Hákon, who is a paediatrician specialising in respiratory and genetic research, was approved to study the disease in 2019 by the university hospital in Philadelphia, USA. His interest in the study began because his cousin, Katrín Björk Guðjónsdóttir, suffered two haemorrhages and a blood clot and was found to be a carrier of the gene.
“A matter of life and death”
Hákon has worked for two years with a team of researchers in Iceland to assess the effectiveness of a medicine called NAC on patients with the gene mutation. The results clearly show the medication can slow the progression of the disease for which there has previously been no treatment available.

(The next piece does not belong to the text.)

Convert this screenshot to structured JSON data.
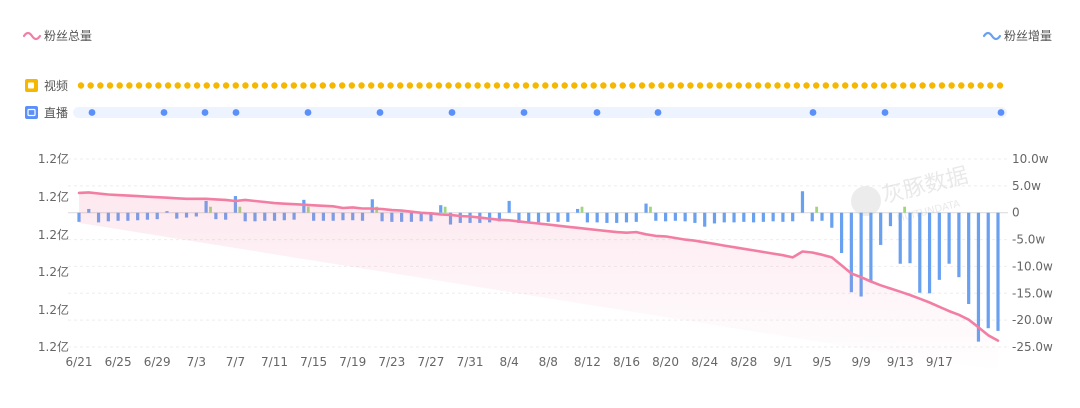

“It is of course our hope that this will become a treatment that we manage to finish and get to market. Though it is not a big group of people at home in Iceland, it is nevertheless big enough that this could make a difference for these individuals, and literally be a matter of life and death,” Hákon told RÚV.
Taking the research further
The research is ongoing and Hákon and colleagues are now working on a new medicine.
“This new medicine we are making enters the central nervous system much easier and in much greater quantities. So, we believe it will be an even more effective treatment and it is the treatment we are going to take forward into phase three to finish this development at home in Iceland,” Hákon says.
Could be useful worldwide
Hákon explains that there are striking similarities between hereditary haemorrhaging and other diseases caused by genetics that can affect people’s brains. The medicine could therefore help people all over the world and not just a small group of patients in Iceland.
If research so far continues to present similar results, Hákon expects the new medication could become a tool in the fight against Alzheimer’s disease, as there are significant similarities between the two conditions on a genetic level.
"If we manage to get the medicine licenced then we will carry on determinedly. The cause of the disease [...] is very similar to Alzheimer’s disease, which just happens slower and later in life than we see with hereditary haemorrhaging,” Hákon explains.